Arma Fire Chief Mike McLeod ran out of the County Commission room and into the empty hallway and threw a fist into the air.

Arma Fire Chief Mike McLeod ran out of the County Commission room and into the empty hallway and threw a fist into the air.
Then, as Rural Fire District No. 2  board members filed out in the hall, McLeod greeted each one with high fives and handshakes.
It was a celebration that was a long time coming after four to five years of working to get a new fire station put into place for the district.
The Crawford County Commission put its seal of approval on a deal between RFD No. 2 and the city of Arma to put a fire station in Arma’s industrial park. It was a calm end to a long process that involved numerous negotiations and funding concerns.
Several years ago, the fire district was looking to build a new fire station and originally went to Arma city leaders. However, Arma officials did not want to foot the full cost of the fire station in case of financial constraints.
The RFD sought funding elsewhere, and it found that help from Craig Stokes of Franklin. Stokes wrote a grant proposal to USDA Rural Development and received a $50,000 grant and $673,300 as a low-interest loan. Plans were then to put the site in Franklin.
However, this spring, RFD officials began to get second thoughts about the Franklin site and went to Arma one more time to see about a possible deal. This time, Arma officials agreed to negotiate a deal to build the station in the Arma industrial park near U.S. 69 Highway.
An agreement was made for a 99-year contract between the two organizations, and Arma agreed to pay 25 percent of the mortgage and maintenance costs, as well as 100 percent of the utilities. However, County Commissioner Linda Grilz was concerned both about the length of the contract and how much Arma was paying.
According to McLeod, Arma receives “15-20 calls a year” while the RFD receives more than 100. Because of that, McLeod said the percentage agreements were more than fair. The entities did agree to revise the contract down to just 30 years. That version of the contract was approved by the county commission at Tuesday’s meeting.
After the meeting, there was much rejoicing about the progress on the fire station, yet much work left to be done. McLeod said the paperwork would need to get approved, then the engineer would need to finish his work to get plans to the USDA Rural Development for approval before the project goes out for bid in the late summer or early fall.
“We’ve been working on this project for four years. We finally got the details worked out. I really think this is the best way to go for the whole district,” McLeod said. “It’s very exciting. I’m thrilled.”
County commissioners agreed that the contract was a positive step for the whole county.

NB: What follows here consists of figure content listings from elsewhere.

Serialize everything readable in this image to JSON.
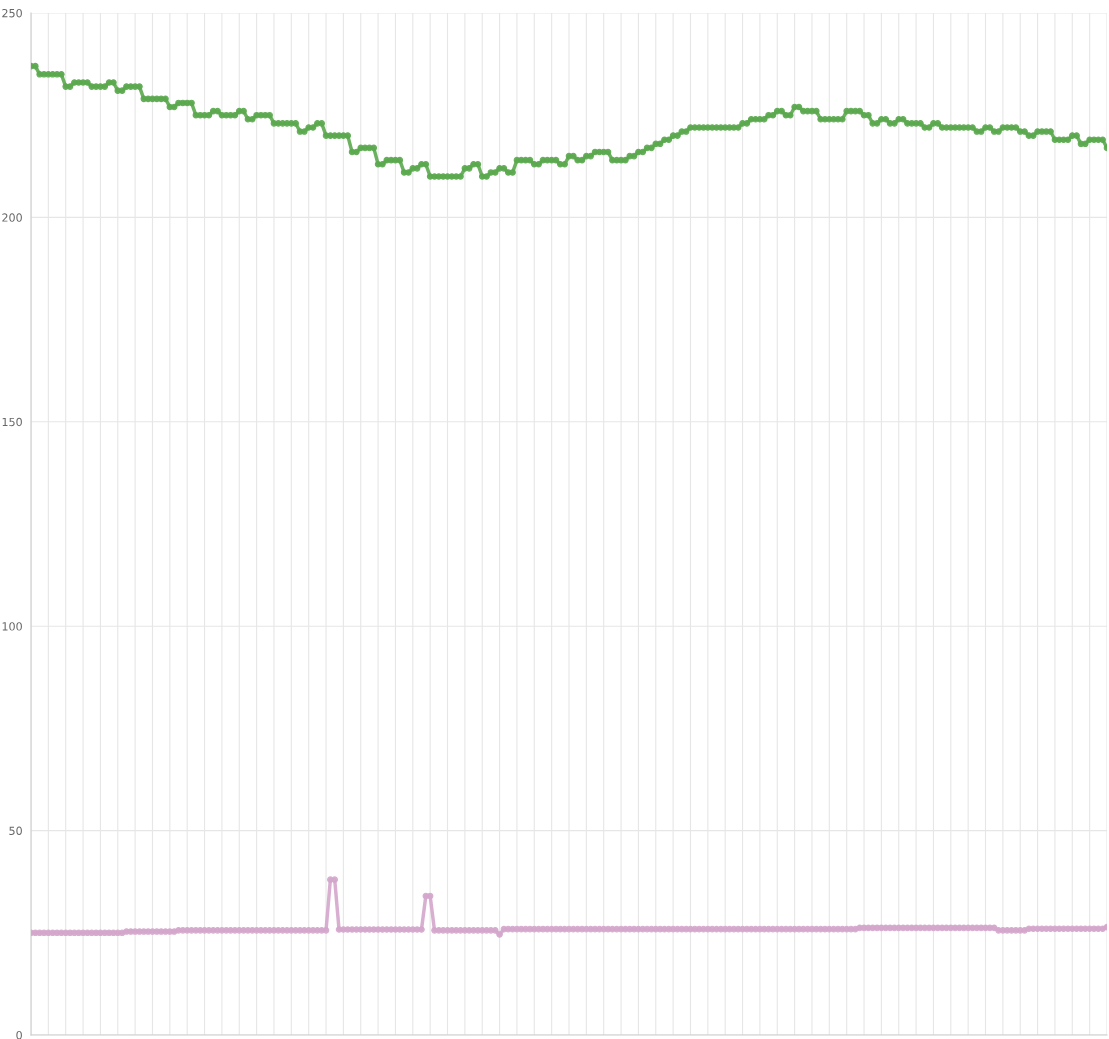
{
  "chart_data": {
    "type": "line",
    "categories": [
      null,
      null,
      null,
      null,
      null,
      null,
      null,
      null,
      null,
      null,
      null,
      null,
      null,
      null,
      null,
      null,
      null,
      null,
      null,
      null,
      null,
      null,
      null,
      null,
      null,
      null,
      null,
      null,
      null,
      null,
      null,
      null,
      null,
      null,
      null,
      null,
      null,
      null,
      null,
      null,
      null,
      null,
      null,
      null,
      null,
      null,
      null,
      null,
      null,
      null,
      null,
      null,
      null,
      null,
      null,
      null,
      null,
      null,
      null,
      null,
      null,
      null,
      null,
      null,
      null,
      null,
      null,
      null,
      null,
      null,
      null,
      null,
      null,
      null,
      null,
      null,
      null,
      null,
      null,
      null,
      null,
      null,
      null,
      null,
      null,
      null,
      null,
      null,
      null,
      null,
      null,
      null,
      null,
      null,
      null,
      null,
      null,
      null,
      null,
      null,
      null,
      null,
      null,
      null,
      null,
      null,
      null,
      null,
      null,
      null,
      null,
      null,
      null,
      null,
      null,
      null,
      null,
      null,
      null,
      null,
      null,
      null,
      null,
      null,
      null,
      null,
      null,
      null,
      null,
      null,
      null,
      null,
      null,
      null,
      null,
      null,
      null,
      null,
      null,
      null,
      null,
      null,
      null,
      null,
      null,
      null,
      null,
      null,
      null,
      null,
      null,
      null,
      null,
      null,
      null,
      null,
      null,
      null,
      null,
      null,
      null,
      null,
      null,
      null,
      null,
      null,
      null,
      null,
      null,
      null,
      null,
      null,
      null,
      null,
      null,
      null,
      null,
      null,
      null,
      null,
      null,
      null,
      null,
      null,
      null,
      null,
      null,
      null,
      null,
      null,
      null,
      null,
      null,
      null,
      null,
      null,
      null,
      null,
      null,
      null,
      null,
      null,
      null,
      null,
      null,
      null,
      null,
      null,
      null,
      null,
      null,
      null,
      null,
      null,
      null,
      null,
      null,
      null,
      null,
      null,
      null,
      null,
      null,
      null,
      null,
      null,
      null,
      null,
      null,
      null,
      null,
      null,
      null,
      null,
      null,
      null,
      null,
      null,
      null,
      null,
      null,
      null,
      null,
      null,
      null,
      null,
      null,
      null,
      null
    ],
    "series": [
      {
        "color": "#5ba84f",
        "values": [
          237,
          237,
          235,
          235,
          235,
          235,
          235,
          235,
          232,
          232,
          233,
          233,
          233,
          233,
          232,
          232,
          232,
          232,
          233,
          233,
          231,
          231,
          232,
          232,
          232,
          232,
          229,
          229,
          229,
          229,
          229,
          229,
          227,
          227,
          228,
          228,
          228,
          228,
          225,
          225,
          225,
          225,
          226,
          226,
          225,
          225,
          225,
          225,
          226,
          226,
          224,
          224,
          225,
          225,
          225,
          225,
          223,
          223,
          223,
          223,
          223,
          223,
          221,
          221,
          222,
          222,
          223,
          223,
          220,
          220,
          220,
          220,
          220,
          220,
          216,
          216,
          217,
          217,
          217,
          217,
          213,
          213,
          214,
          214,
          214,
          214,
          211,
          211,
          212,
          212,
          213,
          213,
          210,
          210,
          210,
          210,
          210,
          210,
          210,
          210,
          212,
          212,
          213,
          213,
          210,
          210,
          211,
          211,
          212,
          212,
          211,
          211,
          214,
          214,
          214,
          214,
          213,
          213,
          214,
          214,
          214,
          214,
          213,
          213,
          215,
          215,
          214,
          214,
          215,
          215,
          216,
          216,
          216,
          216,
          214,
          214,
          214,
          214,
          215,
          215,
          216,
          216,
          217,
          217,
          218,
          218,
          219,
          219,
          220,
          220,
          221,
          221,
          222,
          222,
          222,
          222,
          222,
          222,
          222,
          222,
          222,
          222,
          222,
          222,
          223,
          223,
          224,
          224,
          224,
          224,
          225,
          225,
          226,
          226,
          225,
          225,
          227,
          227,
          226,
          226,
          226,
          226,
          224,
          224,
          224,
          224,
          224,
          224,
          226,
          226,
          226,
          226,
          225,
          225,
          223,
          223,
          224,
          224,
          223,
          223,
          224,
          224,
          223,
          223,
          223,
          223,
          222,
          222,
          223,
          223,
          222,
          222,
          222,
          222,
          222,
          222,
          222,
          222,
          221,
          221,
          222,
          222,
          221,
          221,
          222,
          222,
          222,
          222,
          221,
          221,
          220,
          220,
          221,
          221,
          221,
          221,
          219,
          219,
          219,
          219,
          220,
          220,
          218,
          218,
          219,
          219,
          219,
          219,
          217
        ]
      },
      {
        "color": "#d4a6cc",
        "values": [
          25.0,
          25.0,
          25.0,
          25.0,
          25.0,
          25.0,
          25.0,
          25.0,
          25.0,
          25.0,
          25.0,
          25.0,
          25.0,
          25.0,
          25.0,
          25.0,
          25.0,
          25.0,
          25.0,
          25.0,
          25.0,
          25.0,
          25.3,
          25.3,
          25.3,
          25.3,
          25.3,
          25.3,
          25.3,
          25.3,
          25.3,
          25.3,
          25.3,
          25.3,
          25.6,
          25.6,
          25.6,
          25.6,
          25.6,
          25.6,
          25.6,
          25.6,
          25.6,
          25.6,
          25.6,
          25.6,
          25.6,
          25.6,
          25.6,
          25.6,
          25.6,
          25.6,
          25.6,
          25.6,
          25.6,
          25.6,
          25.6,
          25.6,
          25.6,
          25.6,
          25.6,
          25.6,
          25.6,
          25.6,
          25.6,
          25.6,
          25.6,
          25.6,
          25.6,
          38,
          38,
          25.8,
          25.8,
          25.8,
          25.8,
          25.8,
          25.8,
          25.8,
          25.8,
          25.8,
          25.8,
          25.8,
          25.8,
          25.8,
          25.8,
          25.8,
          25.8,
          25.8,
          25.8,
          25.8,
          25.8,
          34,
          34,
          25.6,
          25.6,
          25.6,
          25.6,
          25.6,
          25.6,
          25.6,
          25.6,
          25.6,
          25.6,
          25.6,
          25.6,
          25.6,
          25.6,
          25.6,
          24.6,
          25.9,
          25.9,
          25.9,
          25.9,
          25.9,
          25.9,
          25.9,
          25.9,
          25.9,
          25.9,
          25.9,
          25.9,
          25.9,
          25.9,
          25.9,
          25.9,
          25.9,
          25.9,
          25.9,
          25.9,
          25.9,
          25.9,
          25.9,
          25.9,
          25.9,
          25.9,
          25.9,
          25.9,
          25.9,
          25.9,
          25.9,
          25.9,
          25.9,
          25.9,
          25.9,
          25.9,
          25.9,
          25.9,
          25.9,
          25.9,
          25.9,
          25.9,
          25.9,
          25.9,
          25.9,
          25.9,
          25.9,
          25.9,
          25.9,
          25.9,
          25.9,
          25.9,
          25.9,
          25.9,
          25.9,
          25.9,
          25.9,
          25.9,
          25.9,
          25.9,
          25.9,
          25.9,
          25.9,
          25.9,
          25.9,
          25.9,
          25.9,
          25.9,
          25.9,
          25.9,
          25.9,
          25.9,
          25.9,
          25.9,
          25.9,
          25.9,
          25.9,
          25.9,
          25.9,
          25.9,
          25.9,
          25.9,
          26.2,
          26.2,
          26.2,
          26.2,
          26.2,
          26.2,
          26.2,
          26.2,
          26.2,
          26.2,
          26.2,
          26.2,
          26.2,
          26.2,
          26.2,
          26.2,
          26.2,
          26.2,
          26.2,
          26.2,
          26.2,
          26.2,
          26.2,
          26.2,
          26.2,
          26.2,
          26.2,
          26.2,
          26.2,
          26.2,
          26.2,
          26.2,
          25.6,
          25.6,
          25.6,
          25.6,
          25.6,
          25.6,
          25.6,
          26.0,
          26.0,
          26.0,
          26.0,
          26.0,
          26.0,
          26.0,
          26.0,
          26.0,
          26.0,
          26.0,
          26.0,
          26.0,
          26.0,
          26.0,
          26.0,
          26.0,
          26.0,
          26.4
        ]
      }
    ],
    "ylim": [
      0,
      250
    ],
    "yticks": [
      0,
      50,
      100,
      150,
      200,
      250
    ],
    "grid": true,
    "marker": "circle",
    "line_style": "solid",
    "tick_labels": "y"
  }
}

“I’m so glad we could come to an agreement,” Grilz said. “After further discussion with the district fire chief, the 25 percent seemed fair. I’m pleased we could come to a 30-year agreement. It’s too difficult to see what would happen even 30 years from now.”
County Commissioner Bob Kmiec suggested that the RFD should have been moving forward earlier.
“This is long overdue,” Kmiec said. “This should have been done three weeks ago. Everybody’s happy now. We’ve got to get started so Rural Development can get their money spent.”
Finally, County Commissioner Ralph McGeorge described the situation as a “win-win-win” for all involved.
“I think it’s just an excellent deal working for 30 years. Arma came down to that. It’s a good situation for everybody,” McGeorge said. “We’re showing Topeka that we can get along down here, and we are, following the recommendations that have been made.”